Dr. Chavas Recognized by College of Science for Undergraduate Teaching - Department of Earth, Atmospheric, and Planetary Sciences - Purdue University Skip to main content

Dr. Chavas Recognized by College of Science for Undergraduate Teaching

04-04-2019

Writer(s): Logan Judy

EAPS Assistant Professor Dr. Daniel Chavas has been named the recipient of the College of Science’s Faculty Award for Outstanding Contributions to Undergraduate Teaching by an Assistant Professor.  The award, which was created in 1996, aims to recognize an assistant professor who has combined outstanding teaching with research excellence. 

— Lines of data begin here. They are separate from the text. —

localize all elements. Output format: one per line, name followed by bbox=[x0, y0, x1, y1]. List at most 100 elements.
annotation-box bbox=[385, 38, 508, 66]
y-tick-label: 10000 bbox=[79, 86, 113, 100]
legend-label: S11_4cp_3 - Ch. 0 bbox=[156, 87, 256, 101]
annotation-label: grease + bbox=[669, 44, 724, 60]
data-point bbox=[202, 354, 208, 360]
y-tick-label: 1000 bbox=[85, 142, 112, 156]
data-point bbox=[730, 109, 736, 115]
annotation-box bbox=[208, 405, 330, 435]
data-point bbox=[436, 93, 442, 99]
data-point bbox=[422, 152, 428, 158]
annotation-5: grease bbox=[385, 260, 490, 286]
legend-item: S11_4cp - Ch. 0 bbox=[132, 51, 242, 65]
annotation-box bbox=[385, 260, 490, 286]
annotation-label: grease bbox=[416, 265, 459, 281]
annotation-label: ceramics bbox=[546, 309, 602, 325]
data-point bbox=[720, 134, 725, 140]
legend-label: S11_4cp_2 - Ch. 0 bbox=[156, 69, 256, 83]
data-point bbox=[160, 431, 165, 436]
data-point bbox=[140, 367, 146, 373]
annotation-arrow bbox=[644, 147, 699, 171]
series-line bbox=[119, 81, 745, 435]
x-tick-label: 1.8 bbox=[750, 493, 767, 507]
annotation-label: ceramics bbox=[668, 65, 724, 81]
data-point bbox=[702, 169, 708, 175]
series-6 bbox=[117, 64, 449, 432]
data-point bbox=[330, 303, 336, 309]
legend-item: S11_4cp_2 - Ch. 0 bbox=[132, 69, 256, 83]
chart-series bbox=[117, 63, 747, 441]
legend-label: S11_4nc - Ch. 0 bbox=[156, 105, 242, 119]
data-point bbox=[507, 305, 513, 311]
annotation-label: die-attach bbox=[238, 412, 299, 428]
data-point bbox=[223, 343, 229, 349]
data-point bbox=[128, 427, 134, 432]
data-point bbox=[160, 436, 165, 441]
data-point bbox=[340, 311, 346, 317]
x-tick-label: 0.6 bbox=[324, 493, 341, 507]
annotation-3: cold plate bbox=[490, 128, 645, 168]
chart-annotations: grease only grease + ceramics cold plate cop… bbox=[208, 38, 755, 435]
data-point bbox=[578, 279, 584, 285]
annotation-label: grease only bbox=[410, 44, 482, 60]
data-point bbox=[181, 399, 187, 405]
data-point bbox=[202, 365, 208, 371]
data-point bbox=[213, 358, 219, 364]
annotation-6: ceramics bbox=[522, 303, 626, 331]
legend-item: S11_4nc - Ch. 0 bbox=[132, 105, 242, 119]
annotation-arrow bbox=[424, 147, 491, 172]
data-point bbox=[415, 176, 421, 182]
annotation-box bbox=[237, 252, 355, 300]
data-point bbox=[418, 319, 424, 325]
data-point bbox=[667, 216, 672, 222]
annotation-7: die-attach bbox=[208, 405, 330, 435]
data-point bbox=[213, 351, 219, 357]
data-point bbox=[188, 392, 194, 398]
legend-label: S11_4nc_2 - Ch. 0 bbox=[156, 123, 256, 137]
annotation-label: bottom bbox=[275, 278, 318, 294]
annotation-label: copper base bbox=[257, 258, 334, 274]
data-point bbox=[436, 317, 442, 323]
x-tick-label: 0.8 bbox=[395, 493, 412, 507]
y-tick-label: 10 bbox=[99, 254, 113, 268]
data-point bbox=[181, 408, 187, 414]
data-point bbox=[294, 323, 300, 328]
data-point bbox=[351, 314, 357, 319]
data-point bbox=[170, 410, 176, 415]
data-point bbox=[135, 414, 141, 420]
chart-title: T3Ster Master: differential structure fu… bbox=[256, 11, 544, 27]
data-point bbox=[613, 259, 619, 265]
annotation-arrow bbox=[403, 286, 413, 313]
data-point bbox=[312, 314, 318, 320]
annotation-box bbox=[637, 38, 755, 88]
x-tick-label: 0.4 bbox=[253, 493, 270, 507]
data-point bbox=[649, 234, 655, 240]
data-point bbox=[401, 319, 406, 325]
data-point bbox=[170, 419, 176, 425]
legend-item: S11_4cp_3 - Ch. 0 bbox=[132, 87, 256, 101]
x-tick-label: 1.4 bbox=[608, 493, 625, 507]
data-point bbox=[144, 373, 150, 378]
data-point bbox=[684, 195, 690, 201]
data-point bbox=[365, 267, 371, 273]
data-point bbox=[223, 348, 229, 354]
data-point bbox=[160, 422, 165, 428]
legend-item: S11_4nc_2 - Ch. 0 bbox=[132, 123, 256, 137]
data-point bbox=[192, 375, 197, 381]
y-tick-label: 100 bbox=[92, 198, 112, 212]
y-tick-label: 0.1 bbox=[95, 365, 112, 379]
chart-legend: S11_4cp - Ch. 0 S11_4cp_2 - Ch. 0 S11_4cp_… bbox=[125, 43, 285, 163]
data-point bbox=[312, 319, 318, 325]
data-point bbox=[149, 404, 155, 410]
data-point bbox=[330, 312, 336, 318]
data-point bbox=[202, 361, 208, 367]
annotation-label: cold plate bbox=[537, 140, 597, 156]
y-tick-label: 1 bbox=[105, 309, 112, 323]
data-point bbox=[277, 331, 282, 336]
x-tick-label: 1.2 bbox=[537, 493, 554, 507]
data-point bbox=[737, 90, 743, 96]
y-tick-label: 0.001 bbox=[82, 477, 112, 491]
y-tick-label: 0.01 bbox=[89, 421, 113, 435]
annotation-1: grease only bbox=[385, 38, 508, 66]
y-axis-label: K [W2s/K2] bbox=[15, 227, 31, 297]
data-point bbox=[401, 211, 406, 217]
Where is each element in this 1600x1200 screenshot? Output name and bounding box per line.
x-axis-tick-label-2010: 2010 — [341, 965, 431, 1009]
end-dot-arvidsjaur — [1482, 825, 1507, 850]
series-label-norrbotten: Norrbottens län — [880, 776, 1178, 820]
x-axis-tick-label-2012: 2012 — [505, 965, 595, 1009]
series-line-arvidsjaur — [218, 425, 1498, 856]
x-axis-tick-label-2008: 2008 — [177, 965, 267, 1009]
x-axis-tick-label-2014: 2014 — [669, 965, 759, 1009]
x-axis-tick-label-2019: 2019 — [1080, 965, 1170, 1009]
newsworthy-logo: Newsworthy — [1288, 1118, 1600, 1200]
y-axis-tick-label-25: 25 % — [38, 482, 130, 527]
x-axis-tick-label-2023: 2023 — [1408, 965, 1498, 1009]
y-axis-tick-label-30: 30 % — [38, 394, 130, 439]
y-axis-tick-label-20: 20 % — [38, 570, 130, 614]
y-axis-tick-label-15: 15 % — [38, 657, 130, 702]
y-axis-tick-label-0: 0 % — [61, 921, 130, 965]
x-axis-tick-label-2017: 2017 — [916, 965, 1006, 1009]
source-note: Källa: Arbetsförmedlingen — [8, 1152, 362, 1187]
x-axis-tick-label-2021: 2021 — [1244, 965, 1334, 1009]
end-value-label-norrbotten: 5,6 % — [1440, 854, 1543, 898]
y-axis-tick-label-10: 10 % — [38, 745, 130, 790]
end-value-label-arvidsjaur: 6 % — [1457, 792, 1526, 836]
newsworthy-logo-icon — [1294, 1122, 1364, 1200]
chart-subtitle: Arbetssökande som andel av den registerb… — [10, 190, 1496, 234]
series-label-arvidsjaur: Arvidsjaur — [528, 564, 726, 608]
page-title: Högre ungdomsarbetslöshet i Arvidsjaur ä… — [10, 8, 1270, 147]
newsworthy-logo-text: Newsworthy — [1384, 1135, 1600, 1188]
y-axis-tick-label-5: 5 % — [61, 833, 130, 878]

Dr. Chavas was chosen for the award in part due to his investment in developing new classes and improving existing ones. One example of this is a new EAPS class entitled, “Extreme Weather and Climate: Science and Risk,” which he said aims to bring together two fields that seldom meet in the classroom – atmospheric science and risk analysis.

“There is a burgeoning field of improved decision-making and risk management across a whole range of economic sectors,” Dr. Chavas said.  “For anyone making these kinds of decisions, it becomes apparent that weather and climate affects everyone’s bottom line.  That’s even the case at a hardware store, where your sales of items like salt or wood are dependent on buying patterns, which can be influenced by an incoming storm.”

The development of the class was also influenced by looking at the job market, and considering what needs students may fill after graduation.  Many employers are seeking skills across atmospheric science, probability, and statistics.  With these skills, graduates could help a broad array of companies, municipalities, and other organizations mitigate risk and make better decisions.

Other interactions Dr. Chavas has had with students include refining the undergraduate course “Introduction to Science of the Atmosphere” (EAPS 225) and bringing undergraduate students into his research program.  This includes one student who published his work in a peer-reviewed journal and another in the Purdue Journal of Undergraduate Research.  A common theme throughout these experiences has been Dr. Chavas’s excitement for his subject and his students.

“Students are very responsive when you are engaged and excited to be there.  They can see that you think the content you are teaching is really interesting and exciting, and that you’ve put a lot of effort into the class,” he said.  “For me as an instructor, if you demonstrate that you really enjoy what you’re doing and try to find ways to make complicated concepts tangible to people who’ve never seen it before, that’s very gratifying.”

One example of finding new ways to teach complicated concepts was the purchase of a geofluid dynamics table, made possible through an instructional education grant.  This table, sometimes called “weather in a tank,” comprises a spinning tank of water equipped with a camera.  Using dye, the rotating table allows you to create and visualize miniature cyclones and anticyclones in the tank that follow the same laws of physics as the weather systems on our rotating Earth that we experience regularly here at Purdue.

Dr. Chavas arrived on campus in 2016 as an assistant professor in the EAPS Department.  His research areas include natural hazard physics, tropical cyclones, weather and climate variability, climate change, risk analysis, and societal impacts.